The man was given a trial of 30 mg three times daily idebenone (a synthetic quinone similar to CoQ10). During the subsequent one month of treatment, he remained asymptomatic.
Primary periodic paralysis is a rare, autosomal dominant disorder characterized by attacks of flaccid paralysis, and high or low potassium levels (though sometimes normal). The condition is caused by mutations that affect the sodium or calcium ion channels primarily in muscle cell membranes.
Both hyperkalemic and hypokalemic periodic paralysis are associated with mutations in the SCN4A gene, which codes for voltage-gated sodium channels in skeletal muscle. Hypokalemic periodic paralysis is also associated with mutations in the calcium channel gene (CACNA1S).
Carbonic anhydrase inhibitor are the main preventive treatment for both hypokalemic and hyperkalemic periodic paralysis, but are not effective in all patients
CoQ10 is a key player in cellular energy metabolism, and may seem like a promising candidate for treating PPP. As an electron carrier, it helps promote energy synthesis and activates the Na+-K+ exchange pump, a key regulator of cell membrane excitability. As an oxidant, CoQ10 may also serve a protective function in muscle fibers of PPP patients. CoQ10 also plays a role in the regulation of a number of skeletal muscle genes.
In addition, some studies have suggested that, over the long-term, CoQ10 may increase type 2 muscle fibers, which are sometimes atrophied in individuals with PPP.
While CoQ10 is routinely used to treat statin myopathy, it does not have proven efficacy in a variety of other medical conditions.

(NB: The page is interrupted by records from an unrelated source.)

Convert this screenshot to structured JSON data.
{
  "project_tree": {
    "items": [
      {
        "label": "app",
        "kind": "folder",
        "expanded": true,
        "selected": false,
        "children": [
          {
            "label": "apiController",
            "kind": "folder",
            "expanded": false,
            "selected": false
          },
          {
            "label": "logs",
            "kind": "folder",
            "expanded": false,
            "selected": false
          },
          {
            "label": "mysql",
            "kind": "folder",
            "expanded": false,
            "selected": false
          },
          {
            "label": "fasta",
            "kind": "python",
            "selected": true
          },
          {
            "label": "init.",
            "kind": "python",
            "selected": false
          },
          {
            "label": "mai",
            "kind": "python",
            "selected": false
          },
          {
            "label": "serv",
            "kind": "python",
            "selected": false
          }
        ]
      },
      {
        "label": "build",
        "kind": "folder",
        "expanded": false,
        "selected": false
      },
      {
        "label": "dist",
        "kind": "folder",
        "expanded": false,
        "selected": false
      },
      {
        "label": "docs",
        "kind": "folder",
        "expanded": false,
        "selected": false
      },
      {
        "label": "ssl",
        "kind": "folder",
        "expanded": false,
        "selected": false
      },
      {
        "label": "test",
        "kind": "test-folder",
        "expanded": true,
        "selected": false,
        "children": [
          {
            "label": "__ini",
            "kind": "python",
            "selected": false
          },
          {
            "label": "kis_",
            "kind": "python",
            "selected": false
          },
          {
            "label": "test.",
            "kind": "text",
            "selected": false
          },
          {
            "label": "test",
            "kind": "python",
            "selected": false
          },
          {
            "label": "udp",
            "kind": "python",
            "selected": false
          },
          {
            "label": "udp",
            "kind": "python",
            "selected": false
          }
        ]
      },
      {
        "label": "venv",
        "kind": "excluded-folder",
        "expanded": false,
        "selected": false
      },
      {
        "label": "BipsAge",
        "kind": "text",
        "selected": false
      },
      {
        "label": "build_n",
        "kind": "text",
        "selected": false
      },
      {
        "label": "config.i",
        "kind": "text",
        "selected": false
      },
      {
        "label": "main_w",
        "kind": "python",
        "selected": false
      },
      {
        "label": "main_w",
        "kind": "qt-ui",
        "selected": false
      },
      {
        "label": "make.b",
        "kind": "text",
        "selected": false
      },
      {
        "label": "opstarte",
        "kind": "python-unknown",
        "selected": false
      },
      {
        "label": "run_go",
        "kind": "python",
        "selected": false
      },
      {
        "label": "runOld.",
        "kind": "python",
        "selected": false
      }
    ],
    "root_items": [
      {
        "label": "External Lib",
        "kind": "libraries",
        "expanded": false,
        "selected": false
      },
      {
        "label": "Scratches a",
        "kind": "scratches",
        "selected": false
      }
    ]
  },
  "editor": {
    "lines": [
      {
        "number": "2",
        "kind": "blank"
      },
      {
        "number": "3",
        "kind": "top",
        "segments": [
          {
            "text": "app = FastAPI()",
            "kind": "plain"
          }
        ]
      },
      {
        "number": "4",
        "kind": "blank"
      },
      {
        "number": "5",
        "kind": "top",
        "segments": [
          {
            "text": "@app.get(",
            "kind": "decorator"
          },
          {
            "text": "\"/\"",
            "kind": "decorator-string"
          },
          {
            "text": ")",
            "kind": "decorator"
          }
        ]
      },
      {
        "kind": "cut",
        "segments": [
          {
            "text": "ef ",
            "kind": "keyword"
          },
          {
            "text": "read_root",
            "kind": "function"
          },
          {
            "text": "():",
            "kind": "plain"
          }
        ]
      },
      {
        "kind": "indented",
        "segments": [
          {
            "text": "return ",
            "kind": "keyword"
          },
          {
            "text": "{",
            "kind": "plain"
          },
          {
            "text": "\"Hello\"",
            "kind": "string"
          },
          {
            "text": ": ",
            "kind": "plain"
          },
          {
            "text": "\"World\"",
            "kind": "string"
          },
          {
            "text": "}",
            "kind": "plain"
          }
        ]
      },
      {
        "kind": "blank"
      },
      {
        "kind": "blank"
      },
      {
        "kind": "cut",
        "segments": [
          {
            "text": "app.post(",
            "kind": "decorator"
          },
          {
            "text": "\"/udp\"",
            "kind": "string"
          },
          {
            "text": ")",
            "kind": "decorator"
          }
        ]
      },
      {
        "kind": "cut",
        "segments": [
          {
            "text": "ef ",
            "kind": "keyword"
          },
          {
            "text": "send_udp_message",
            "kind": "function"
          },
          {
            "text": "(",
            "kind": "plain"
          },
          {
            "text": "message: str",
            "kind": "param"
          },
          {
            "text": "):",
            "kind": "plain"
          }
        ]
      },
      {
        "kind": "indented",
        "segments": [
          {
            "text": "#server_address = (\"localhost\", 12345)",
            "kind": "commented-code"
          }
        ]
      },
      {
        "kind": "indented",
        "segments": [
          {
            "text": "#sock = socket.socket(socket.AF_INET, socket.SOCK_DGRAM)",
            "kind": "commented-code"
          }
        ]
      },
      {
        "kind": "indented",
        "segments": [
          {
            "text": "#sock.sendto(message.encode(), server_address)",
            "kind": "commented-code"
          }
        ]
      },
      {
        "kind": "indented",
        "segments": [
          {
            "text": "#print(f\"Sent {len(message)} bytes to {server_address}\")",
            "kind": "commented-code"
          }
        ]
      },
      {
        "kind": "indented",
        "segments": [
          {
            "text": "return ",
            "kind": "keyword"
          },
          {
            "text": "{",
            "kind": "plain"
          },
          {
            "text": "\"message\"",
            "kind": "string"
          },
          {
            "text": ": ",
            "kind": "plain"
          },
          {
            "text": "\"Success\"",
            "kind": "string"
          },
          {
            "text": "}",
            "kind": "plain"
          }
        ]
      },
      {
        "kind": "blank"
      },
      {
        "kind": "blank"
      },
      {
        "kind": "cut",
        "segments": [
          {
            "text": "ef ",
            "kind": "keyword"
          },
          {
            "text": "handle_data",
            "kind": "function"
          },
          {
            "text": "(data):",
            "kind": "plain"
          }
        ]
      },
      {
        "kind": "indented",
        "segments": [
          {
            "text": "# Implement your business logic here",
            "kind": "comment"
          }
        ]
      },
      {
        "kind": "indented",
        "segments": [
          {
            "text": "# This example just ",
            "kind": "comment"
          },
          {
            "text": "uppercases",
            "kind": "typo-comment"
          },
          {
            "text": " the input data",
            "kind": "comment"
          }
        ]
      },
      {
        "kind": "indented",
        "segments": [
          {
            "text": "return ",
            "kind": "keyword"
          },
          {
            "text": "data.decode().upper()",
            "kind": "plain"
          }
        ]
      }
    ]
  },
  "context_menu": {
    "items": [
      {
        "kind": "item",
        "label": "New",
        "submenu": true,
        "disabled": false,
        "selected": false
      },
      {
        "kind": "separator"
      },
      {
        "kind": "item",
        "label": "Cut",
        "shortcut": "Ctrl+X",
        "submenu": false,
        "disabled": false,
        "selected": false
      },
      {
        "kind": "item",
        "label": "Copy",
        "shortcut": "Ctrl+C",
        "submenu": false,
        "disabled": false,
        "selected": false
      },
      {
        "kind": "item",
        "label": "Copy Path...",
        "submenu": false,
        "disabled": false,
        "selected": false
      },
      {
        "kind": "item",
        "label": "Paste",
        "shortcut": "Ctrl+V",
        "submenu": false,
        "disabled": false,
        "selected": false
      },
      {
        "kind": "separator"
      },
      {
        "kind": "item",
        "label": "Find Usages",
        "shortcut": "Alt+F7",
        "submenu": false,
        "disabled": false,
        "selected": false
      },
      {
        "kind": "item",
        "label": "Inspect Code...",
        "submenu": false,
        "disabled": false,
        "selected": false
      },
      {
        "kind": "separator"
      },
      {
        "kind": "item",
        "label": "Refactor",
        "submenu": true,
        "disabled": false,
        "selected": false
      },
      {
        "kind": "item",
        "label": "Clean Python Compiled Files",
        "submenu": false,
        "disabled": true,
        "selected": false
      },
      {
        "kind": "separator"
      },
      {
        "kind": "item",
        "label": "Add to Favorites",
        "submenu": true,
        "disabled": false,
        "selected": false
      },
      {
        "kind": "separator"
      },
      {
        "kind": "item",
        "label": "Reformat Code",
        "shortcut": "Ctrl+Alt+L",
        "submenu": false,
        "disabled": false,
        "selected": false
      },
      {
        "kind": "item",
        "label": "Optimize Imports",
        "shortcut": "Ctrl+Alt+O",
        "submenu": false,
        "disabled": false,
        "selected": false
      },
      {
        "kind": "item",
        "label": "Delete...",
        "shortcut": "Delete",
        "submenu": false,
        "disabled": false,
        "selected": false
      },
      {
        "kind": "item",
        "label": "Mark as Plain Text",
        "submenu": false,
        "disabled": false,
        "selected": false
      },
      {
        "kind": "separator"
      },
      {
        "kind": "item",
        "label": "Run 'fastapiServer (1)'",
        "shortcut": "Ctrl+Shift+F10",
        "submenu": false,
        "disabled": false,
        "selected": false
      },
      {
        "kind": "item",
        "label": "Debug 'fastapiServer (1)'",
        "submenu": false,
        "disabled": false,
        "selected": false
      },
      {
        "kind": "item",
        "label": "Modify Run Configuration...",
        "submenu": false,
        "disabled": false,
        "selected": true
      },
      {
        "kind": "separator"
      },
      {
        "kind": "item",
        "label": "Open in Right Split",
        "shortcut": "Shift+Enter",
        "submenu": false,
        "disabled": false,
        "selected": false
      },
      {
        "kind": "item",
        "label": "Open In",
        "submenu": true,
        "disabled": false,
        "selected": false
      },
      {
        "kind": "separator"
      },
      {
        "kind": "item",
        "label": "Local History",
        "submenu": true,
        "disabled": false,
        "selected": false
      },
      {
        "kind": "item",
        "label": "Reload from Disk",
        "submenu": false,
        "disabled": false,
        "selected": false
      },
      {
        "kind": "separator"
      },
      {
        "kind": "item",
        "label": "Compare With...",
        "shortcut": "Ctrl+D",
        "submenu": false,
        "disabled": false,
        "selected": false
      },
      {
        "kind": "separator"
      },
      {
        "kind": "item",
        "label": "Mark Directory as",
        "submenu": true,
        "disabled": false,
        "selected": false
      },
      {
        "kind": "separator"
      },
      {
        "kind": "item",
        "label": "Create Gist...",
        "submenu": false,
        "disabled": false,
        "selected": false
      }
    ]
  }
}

Its benefits in PPP remain unclear, especially over the long term, and require confirmation.
Take home points
• Two case reports suggest that CoQ10 may have benefit in treating hypokalemic periodic paralysis
• CoQ10 is a key player in cellular energy metabolism, and is routinely used to treat statin myalgia
• Its benefits in PPP remain unclear, especially over the long-term, and require confirmation
1. Da Y, Lei L, Jurkat-Rott K, et al. Successful treatment of periodic paralysis with coenzyme Q10: two case reports. Acta Myol. 2016;35:107-108.